I remember the glorious feeling of accomplishment on the day we finally reached the ford. The sun was shining and the water was glistening in the sunlight. The boys had packed their swim shorts and towels and were excitedly getting changed as I triumphantly sat down to rest on the bench and take in the beautiful view.
That day was a monumental day in my recovery. It gave me hope. Monday 7 September was also a great day and a new milestone – I walked 21,885 steps, adding up to nearly 10 miles.
Long COVID is the term used to describe the long-term effects of coronavirus, which affect some intensely. My long-COVID symptoms included: shortness of breath, bizarre rashes, gastrointestinal symptoms, debilitating headaches, slowed cognitive function and extreme fatigue – the ‘not being able to get out of bed debilitating fatigue – as well as the new symptoms since my strep troat and scarlet fever.
Sometime in late October, my debilitating fatigue disappeared. It was as if a switch had been flipped overnight. I am still not out of the long-COVID woods yet, but It feels good to be finding my way back and the movement is in the right direction.
My #LongCovid Facebook support group has been a life saver and a place to vent all my worries with people who know exactly what I am going through. There is an affinity there that is akin to survivors of a great disaster – there is a shared struggle of experience, the trauma and PTSD.
“I think now of those less fortunate than myself. I think of those suffering on their own, lonely, maybe in unsuitable housing and unable to afford decent food and warmth”

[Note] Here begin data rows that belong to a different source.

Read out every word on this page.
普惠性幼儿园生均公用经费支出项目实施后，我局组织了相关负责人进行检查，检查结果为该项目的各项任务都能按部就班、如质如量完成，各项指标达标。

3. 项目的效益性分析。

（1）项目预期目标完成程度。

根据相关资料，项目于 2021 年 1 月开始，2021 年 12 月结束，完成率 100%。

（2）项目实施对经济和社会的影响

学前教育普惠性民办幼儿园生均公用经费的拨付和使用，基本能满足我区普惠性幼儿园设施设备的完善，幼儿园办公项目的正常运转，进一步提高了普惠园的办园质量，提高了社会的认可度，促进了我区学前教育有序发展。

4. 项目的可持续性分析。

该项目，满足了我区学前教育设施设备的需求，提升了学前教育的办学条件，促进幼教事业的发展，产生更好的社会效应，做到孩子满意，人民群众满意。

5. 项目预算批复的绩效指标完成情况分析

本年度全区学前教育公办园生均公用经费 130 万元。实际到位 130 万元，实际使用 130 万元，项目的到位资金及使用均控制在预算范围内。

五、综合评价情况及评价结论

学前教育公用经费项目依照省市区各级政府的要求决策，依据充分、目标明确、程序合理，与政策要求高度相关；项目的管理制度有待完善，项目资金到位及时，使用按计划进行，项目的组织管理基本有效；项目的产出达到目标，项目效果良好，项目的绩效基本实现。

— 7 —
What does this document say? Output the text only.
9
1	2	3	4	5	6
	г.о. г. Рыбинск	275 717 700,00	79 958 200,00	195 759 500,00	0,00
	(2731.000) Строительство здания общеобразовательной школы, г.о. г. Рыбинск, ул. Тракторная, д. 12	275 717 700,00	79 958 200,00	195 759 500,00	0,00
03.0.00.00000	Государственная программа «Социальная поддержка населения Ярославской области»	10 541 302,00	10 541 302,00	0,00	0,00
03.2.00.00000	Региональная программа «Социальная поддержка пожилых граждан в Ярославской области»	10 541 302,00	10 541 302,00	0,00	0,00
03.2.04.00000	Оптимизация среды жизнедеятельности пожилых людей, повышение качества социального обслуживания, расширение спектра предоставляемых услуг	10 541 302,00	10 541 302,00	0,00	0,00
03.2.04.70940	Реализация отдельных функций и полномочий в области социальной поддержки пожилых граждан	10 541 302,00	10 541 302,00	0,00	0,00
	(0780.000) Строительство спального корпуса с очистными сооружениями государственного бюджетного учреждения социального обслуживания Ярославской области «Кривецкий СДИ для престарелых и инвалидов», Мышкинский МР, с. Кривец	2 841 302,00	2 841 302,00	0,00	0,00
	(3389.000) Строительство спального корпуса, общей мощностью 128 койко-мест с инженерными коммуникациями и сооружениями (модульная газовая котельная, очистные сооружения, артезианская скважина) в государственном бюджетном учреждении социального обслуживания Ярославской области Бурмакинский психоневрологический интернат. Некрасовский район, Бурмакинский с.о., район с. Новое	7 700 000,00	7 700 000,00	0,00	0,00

However, today, as I finish writing this, I am thinking of my fellow long-COVID sufferers. There are many who now may have life-changing, maybe even irreparable damage. We all read the daily death numbers and the daily number of new infections. I wish my fellow sufferers well from the bottom of my heart and hope that these words may bring some hope to them.
We all need to understand that COVID-19 isn’t a matter of a coin toss between death or survival – there are hundreds of thousands of us worldwide who have struggled and continue to struggle with the after effects of coronavirus, and our lives may never be quite the same, at least not for some time.
I feel now, despite everything, that I am truly one of the lucky ones. I am finally on the mend, even if it is frustratingly slow. I had a wonderful community who stepped in. I had a safe, secure home. The boys and I had enough space. I also feel so grateful for our garden – the boys could go out and enjoy the sunshine and play. I remember venturing outside trembling in my dressing gown and laying down my COVID-weary body on a blanket, I breathed in the fresh Cotswold air and felt the delicious warm sunshine on my face. When I regained my strength, I loved being able to enjoy my beautiful flowers.
I think now of those less fortunate than myself. I think of those suffering on their own, lonely, maybe in unsuitable housing and unable to afford decent food and warmth. I think of those with worse symptoms than those I endured.
We know now that COVID-19 is in many ways a disease of poverty and poor housing that is disproportionately affecting – among others – people from ethnic minorities backgrounds living in the inner cities.
I can’t say that I was lucky as I have after all experienced first-hand the damage COVID-19 can do, but there are others unluckier by far. While we have all been weathering the same coronavirus storm, the boats we have been in, and the journeys we have taken, have been vastly different.